Quand un développement traîne en longueur et laisse filtrer un certain chaos, ce n'est jamais très bon signe. Inutile de vous faire languir, Thief porte les stigmates de sa gestation malmenée et celui qui fut naguère un maître étalon de l'infiltration fait aujourd'hui pâle figure, à commencer par son scénario sans queue ni tête, pétri d'incohérences, de séquences métaphysiques pénibles, de transitions abruptes et ponctué d'un ou deux twists que seul ce pauvre Garrett n'avait pas vu venir. Par chance, la Cité et les missions dégagent une ambiance plaisante, crasseuse et obscure qui compense quelque peu une écriture pataude.
La Cité de la Peur
La Cité justement, est un bien étrange endroit qui servira au joueur de point central, présentée comme une zone ouverte au sein de laquelle il trouvera missions annexes, marchands de matériel ou de compétences et e qui sera bien évidemment le point de départ des missions principales. Mais en fait de zone ouverte, la Cité est un enchevêtrement de minuscules segments reliés entre eux par des voies parfois tortueuses. Se déplacer dans ce dédale prend un temps considérable, non seulement parce que la navigation y est difficile, mais également en raison de chargements nombreux et longuets. Aller du beffroi qui sert de QG à Garrett, à celui qui lui confiera sa prochaine mission, puis se rendre au point de départ de la mission en question peut nécessiter jusqu'à 4 ou 5 loadings... quand on ne réalise pas qu'on est allé dans le mauvais quartier, parfois pour quelques centaines de mètres à parcourir. La Cité est sans doute le complexe urbain le plus bêtement biscornu qui soit, ce qui lui donne un affreux air de ville en carton-pâte, un simple décor. La sanction ne tarde pas à tomber, la patience s'amenuise et on finit par laisser tomber les nombreuses petites quêtes annexes (vols d'objets divers au sein de la Cité) pour se concentrer sur les missions principales ou le simple ravitaillement en gadgets : les flèches à eau pour éteindre les torches, les grappins, les flèches étouffantes et autres grenades aveuglantes. Tout le nécessaire à une bonne infiltration.
Le kit du parfait voleur
Sur le papier, Garrett est bien équipé pour se faufiler. Il peut grimper, se glisser dans un conduit après avoir acheté une clef anglaise, utiliser ses flèches grappins, crocheter des serrures, éteindre bougies et torches et effectuer une glissade (un poil abusée) qui lui permet de filer comme une ombre sur une courte distance.
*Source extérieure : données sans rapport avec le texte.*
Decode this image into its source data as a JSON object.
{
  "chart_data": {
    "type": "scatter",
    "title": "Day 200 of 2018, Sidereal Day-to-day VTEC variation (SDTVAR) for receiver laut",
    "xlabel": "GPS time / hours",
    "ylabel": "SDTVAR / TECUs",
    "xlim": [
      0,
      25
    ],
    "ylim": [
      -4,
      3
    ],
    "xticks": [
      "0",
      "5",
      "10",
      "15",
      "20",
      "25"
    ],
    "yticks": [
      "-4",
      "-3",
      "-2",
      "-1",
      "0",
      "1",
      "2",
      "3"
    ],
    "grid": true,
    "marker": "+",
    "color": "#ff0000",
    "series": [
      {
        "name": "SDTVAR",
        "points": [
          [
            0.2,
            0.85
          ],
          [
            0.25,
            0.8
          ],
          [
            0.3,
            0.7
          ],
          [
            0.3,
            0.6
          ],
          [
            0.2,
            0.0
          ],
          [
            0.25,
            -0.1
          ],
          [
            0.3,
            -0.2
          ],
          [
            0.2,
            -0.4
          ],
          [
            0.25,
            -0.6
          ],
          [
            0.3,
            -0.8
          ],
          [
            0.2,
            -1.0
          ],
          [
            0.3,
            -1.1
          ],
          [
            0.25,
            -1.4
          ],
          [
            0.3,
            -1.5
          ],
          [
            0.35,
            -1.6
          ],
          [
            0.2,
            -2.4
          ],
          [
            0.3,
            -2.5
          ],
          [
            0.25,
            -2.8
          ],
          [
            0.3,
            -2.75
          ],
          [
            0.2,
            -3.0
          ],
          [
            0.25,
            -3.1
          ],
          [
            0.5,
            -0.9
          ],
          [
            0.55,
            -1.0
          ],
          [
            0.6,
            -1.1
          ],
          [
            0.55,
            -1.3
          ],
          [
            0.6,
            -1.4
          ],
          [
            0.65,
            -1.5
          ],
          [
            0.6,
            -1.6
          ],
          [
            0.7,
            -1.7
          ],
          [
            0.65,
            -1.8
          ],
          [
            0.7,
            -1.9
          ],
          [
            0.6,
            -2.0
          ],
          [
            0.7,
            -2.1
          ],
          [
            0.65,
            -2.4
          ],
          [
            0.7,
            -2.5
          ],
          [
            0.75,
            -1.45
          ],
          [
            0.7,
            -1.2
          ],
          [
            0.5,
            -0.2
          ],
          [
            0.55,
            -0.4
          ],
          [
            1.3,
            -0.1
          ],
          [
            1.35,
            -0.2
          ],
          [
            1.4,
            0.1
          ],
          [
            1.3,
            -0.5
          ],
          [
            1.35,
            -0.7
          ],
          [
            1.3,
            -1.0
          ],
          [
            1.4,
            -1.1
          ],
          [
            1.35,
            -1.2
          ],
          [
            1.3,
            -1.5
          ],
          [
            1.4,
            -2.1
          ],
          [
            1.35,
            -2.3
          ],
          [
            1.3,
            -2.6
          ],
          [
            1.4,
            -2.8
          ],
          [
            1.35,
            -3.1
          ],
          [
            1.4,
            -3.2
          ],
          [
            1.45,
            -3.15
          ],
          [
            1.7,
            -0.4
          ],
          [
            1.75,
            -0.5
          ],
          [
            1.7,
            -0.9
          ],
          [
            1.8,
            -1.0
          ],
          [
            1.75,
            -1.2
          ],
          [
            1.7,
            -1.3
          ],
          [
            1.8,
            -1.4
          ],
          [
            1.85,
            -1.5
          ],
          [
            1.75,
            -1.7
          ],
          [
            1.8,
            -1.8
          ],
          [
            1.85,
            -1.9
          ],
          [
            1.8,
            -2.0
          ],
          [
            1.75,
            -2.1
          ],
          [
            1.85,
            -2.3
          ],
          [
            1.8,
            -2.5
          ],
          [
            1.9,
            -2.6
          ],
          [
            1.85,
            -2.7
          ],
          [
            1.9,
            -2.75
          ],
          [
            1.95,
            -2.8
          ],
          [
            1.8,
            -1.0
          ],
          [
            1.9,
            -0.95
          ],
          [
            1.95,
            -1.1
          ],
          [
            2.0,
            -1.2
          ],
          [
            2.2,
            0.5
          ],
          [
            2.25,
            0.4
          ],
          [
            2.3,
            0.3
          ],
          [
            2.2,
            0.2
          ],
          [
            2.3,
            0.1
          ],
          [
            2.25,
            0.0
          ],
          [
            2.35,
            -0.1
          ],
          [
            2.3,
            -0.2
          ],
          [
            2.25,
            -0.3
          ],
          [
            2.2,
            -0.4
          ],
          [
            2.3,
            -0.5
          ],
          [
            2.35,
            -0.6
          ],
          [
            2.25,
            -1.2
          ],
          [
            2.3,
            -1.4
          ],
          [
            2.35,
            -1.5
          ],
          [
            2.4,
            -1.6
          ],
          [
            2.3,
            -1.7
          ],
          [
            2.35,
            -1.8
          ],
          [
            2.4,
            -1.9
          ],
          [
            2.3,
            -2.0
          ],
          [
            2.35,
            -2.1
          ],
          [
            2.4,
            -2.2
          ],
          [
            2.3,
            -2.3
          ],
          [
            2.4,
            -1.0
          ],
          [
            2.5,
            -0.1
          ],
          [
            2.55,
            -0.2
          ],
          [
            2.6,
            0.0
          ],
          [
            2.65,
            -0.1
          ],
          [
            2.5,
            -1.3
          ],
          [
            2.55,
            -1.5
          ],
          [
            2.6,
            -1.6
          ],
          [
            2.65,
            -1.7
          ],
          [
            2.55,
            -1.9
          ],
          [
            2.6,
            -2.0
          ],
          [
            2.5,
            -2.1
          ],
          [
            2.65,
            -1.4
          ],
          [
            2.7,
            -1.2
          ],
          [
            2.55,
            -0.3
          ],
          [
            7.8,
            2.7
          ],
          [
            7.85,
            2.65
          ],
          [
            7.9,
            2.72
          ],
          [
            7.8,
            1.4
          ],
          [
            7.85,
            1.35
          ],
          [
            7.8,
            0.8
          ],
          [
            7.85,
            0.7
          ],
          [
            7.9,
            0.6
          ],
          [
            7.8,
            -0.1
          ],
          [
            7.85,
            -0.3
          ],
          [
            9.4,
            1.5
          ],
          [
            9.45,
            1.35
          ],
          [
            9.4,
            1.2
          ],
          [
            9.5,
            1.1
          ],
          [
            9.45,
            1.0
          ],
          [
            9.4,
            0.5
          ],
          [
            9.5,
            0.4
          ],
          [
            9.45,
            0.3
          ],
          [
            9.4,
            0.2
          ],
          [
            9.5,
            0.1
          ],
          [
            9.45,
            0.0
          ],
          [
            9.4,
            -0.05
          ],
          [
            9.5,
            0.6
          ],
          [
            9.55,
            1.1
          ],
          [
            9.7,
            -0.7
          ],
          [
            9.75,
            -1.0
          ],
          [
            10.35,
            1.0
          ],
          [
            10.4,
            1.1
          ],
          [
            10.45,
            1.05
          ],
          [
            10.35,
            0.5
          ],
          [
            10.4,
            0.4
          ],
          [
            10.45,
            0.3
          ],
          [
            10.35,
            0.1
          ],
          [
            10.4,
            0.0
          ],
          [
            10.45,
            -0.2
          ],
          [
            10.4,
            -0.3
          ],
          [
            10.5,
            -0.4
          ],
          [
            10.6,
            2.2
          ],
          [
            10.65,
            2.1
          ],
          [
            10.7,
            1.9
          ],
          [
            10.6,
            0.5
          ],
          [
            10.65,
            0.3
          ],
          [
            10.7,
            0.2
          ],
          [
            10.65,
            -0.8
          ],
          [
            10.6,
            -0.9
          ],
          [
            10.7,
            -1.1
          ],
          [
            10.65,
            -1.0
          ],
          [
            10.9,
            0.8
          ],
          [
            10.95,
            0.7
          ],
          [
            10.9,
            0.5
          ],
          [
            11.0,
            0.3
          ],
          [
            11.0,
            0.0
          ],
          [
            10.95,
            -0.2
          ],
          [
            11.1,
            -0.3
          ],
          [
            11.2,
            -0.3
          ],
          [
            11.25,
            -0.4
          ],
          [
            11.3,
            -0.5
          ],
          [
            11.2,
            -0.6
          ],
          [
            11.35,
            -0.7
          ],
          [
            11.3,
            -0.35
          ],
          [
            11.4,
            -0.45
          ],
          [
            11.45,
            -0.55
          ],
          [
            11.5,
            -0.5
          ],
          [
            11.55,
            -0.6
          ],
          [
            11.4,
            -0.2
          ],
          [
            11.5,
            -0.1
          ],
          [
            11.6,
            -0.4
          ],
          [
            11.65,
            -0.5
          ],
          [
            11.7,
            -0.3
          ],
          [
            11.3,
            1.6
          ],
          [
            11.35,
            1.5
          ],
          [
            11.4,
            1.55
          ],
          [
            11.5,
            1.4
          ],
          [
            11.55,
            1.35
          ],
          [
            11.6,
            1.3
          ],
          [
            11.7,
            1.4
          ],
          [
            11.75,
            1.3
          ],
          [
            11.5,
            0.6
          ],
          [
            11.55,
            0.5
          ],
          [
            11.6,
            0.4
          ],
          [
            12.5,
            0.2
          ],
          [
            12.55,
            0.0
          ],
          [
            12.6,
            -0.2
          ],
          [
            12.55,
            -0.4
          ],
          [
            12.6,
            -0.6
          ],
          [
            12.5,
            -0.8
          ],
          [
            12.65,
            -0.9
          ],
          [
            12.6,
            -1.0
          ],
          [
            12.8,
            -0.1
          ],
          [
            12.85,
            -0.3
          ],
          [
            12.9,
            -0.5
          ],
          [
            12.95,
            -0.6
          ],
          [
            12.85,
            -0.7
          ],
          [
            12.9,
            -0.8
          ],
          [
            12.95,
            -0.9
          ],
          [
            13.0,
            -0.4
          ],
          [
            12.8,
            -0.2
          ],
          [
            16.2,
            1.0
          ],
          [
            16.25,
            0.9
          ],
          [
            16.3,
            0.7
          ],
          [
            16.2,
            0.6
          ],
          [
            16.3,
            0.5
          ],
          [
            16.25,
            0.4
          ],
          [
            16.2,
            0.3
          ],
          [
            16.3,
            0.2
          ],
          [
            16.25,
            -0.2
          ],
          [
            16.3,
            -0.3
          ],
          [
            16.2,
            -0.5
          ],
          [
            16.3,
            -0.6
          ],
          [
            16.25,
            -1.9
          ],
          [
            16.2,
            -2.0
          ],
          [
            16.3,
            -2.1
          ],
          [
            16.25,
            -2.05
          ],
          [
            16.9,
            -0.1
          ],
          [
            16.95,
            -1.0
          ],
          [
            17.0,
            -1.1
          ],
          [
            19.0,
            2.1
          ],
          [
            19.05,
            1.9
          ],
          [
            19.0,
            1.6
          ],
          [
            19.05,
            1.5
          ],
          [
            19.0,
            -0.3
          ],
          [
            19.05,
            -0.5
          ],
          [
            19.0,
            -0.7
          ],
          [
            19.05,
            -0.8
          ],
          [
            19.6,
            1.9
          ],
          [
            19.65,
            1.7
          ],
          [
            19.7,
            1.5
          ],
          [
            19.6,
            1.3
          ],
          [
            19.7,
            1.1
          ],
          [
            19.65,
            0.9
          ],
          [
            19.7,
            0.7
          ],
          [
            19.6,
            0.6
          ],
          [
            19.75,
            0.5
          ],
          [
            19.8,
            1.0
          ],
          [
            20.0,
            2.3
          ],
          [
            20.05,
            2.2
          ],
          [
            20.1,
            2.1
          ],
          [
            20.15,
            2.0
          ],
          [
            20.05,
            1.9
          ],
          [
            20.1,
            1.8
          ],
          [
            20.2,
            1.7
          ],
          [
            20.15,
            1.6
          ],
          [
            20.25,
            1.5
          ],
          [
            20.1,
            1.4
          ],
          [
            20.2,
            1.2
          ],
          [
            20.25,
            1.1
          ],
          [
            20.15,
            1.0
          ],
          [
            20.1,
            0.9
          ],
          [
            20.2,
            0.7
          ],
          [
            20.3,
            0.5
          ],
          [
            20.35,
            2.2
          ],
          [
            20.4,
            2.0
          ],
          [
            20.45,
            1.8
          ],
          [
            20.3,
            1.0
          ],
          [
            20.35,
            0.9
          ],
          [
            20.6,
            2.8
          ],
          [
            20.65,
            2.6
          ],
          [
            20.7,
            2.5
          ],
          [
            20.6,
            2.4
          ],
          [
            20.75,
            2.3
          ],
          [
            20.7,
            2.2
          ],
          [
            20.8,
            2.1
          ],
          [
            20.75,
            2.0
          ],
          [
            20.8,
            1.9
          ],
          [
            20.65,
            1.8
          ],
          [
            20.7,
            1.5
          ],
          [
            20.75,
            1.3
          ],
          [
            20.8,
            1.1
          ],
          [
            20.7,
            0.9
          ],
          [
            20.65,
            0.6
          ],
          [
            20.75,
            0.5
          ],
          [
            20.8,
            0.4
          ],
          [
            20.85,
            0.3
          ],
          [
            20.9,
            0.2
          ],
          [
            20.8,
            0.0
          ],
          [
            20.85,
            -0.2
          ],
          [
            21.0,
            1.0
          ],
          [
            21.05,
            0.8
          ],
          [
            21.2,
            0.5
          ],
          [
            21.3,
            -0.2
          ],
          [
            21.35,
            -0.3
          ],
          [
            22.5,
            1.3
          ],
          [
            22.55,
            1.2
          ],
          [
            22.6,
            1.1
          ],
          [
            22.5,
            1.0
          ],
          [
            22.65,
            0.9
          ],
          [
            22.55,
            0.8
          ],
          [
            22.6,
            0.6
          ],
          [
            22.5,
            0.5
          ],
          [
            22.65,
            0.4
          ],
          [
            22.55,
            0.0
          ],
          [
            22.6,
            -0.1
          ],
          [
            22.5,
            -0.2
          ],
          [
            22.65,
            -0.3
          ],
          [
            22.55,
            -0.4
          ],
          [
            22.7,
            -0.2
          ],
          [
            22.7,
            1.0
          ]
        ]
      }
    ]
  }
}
Ou au contraire il choisira de faire diversion en provoquant des explosions ou en lançant des bouteilles au loin. Et comme tout bon pratiquant de l'infiltration, c'est un busard quand il s'agit de se battre, faible, peu puissant, Garrett est quasiment impuissant s'il est pris à parti par deux gardes. Tout est fait pour pousser le joueur à chercher des voies détournées et à éviter le moindre contact avec les vigiles. Il est d'ailleurs possible de terminer le jeu sans même en assommer un. Las, ce qui est vrai sur le papier ne survit pas longtemps à l'expérience. Les compétences de Garrett sont en vérité limitées par un level design excessivement restrictif et des actions contextuelles qui sont autant de panneaux indicateurs autorisant ou interdisant le passage.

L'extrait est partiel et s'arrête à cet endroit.